Two other aspects remained to be considered: the balance between points given by the board and those given by played card sets, and the forced “top decking”. Regarding the scoring balance, after a bit of calculation and some consideration, we decided to make the scoring curve awarded by the card sets a little less steep (0-1-3-5-8-12 instead of the original triangular 0-1-3-6-10-15), while we increased the relative importance of the “race” on the tracks themselves.
Two valid sets
Regarding the top decking…I have to admit that I never perceived it as a problem in this specific game, but I can understand players who feel annoyed by this element. Over the years, I have read several ideas on how to “solve” the problem, ideas which usually consisted of replenishing the “card market” in some way or allowing players some degree of choice when drawing cards from the deck (e.g., “draw two, choose one”). My main concern with these solutions was that they were going to slow down a game that has, at times, an almost “frantic” pace.
Fortunately, the Space Cowboys team had already come up with a solution that is both brilliant and counter-intuitive: When the card display is empty, instead of drawing a single card blindly from the deck…you draw two cards!

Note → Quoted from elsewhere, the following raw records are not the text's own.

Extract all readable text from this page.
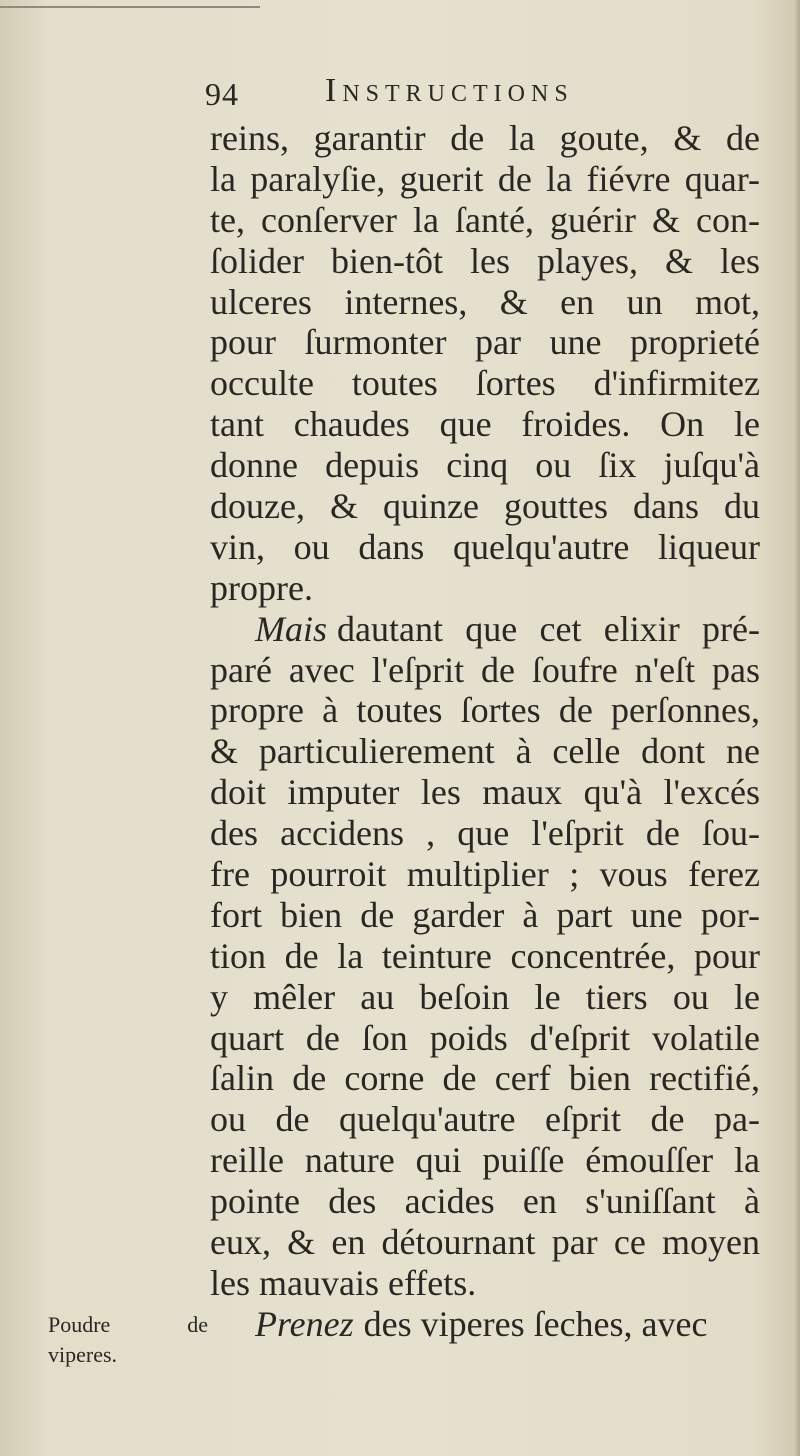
94	Instructions
reins, garantir de la goute, & de
la paralyſie, guerit de la fiévre quar-
te, conſerver la ſanté, guérir & con-
ſolider bien-tôt les playes, & les
ulceres internes, & en un mot,
pour ſurmonter par une proprieté
occulte toutes ſortes d'infirmitez
tant chaudes que froides. On le
donne depuis cinq ou ſix juſqu'à
douze, & quinze gouttes dans du
vin, ou dans quelqu'autre liqueur
propre.
Mais dautant que cet elixir pré-
paré avec l'eſprit de ſoufre n'eſt pas
propre à toutes ſortes de perſonnes,
& particulierement à celle dont ne
doit imputer les maux qu'à l'excés
des accidens , que l'eſprit de ſou-
fre pourroit multiplier ; vous ferez
fort bien de garder à part une por-
tion de la teinture concentrée, pour
y mêler au beſoin le tiers ou le
quart de ſon poids d'eſprit volatile
ſalin de corne de cerf bien rectifié,
ou de quelqu'autre eſprit de pa-
reille nature qui puiſſe émouſſer la
pointe des acides en s'uniſſant à
eux, & en détournant par ce moyen
les mauvais effets.
Prenez des viperes ſeches, avec
Poudre de
viperes.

It sounds a bit silly, but this very simple change greatly reduced the top-decking moments without slowing down the game’s pace, while also adding a small, but interesting, choice: “Do I really want to draw the last card in the display, thus allowing other players a double draw from the deck?” My contribution in this case was only to “endorse” this solution and give it a name that did not make it to the rulebook (but that you still can use in your games): When the card display is emptied, and the double draw becomes an option, you should loudly yell “Happy Hour!” to improve the game experience.
The second edition was thus ready to hit the shelves — sure, ignoring some marginal aspects such as artwork, production, etc. — a second edition with which I am extremely pleased and which hopefully will bring in new players to enjoy this game that I still love so much, without disappointing the supporters of the original Ethnos game. The core essence of the game is still there: the lightning-fast flow of play, the hand-management pleasure of deciding which expedition to play and with which leader, the fun of watching your greedy opponents discard half of their hands to the display, and the increased tension when the second dragon (I mean, monkey) card has been drawn. Of course, you won’t be competing for the majority control over the regions of Slovakia* anymore, but I’m quite confident that, in time, you will learn to live with it.
*For those who wish to know the truth behind the map of Slovakia from the first edition of the game…well, the story is so trivial that I almost hate to spoil the mystery. In short, to make a prototype with a believable island-shaped outline, I used an image of Slovakia taken from the internet — only I forgot to mention this to the CMON editors when I handed them the game. Who would have guessed that John Howe would trace those same borders when creating the final game board?!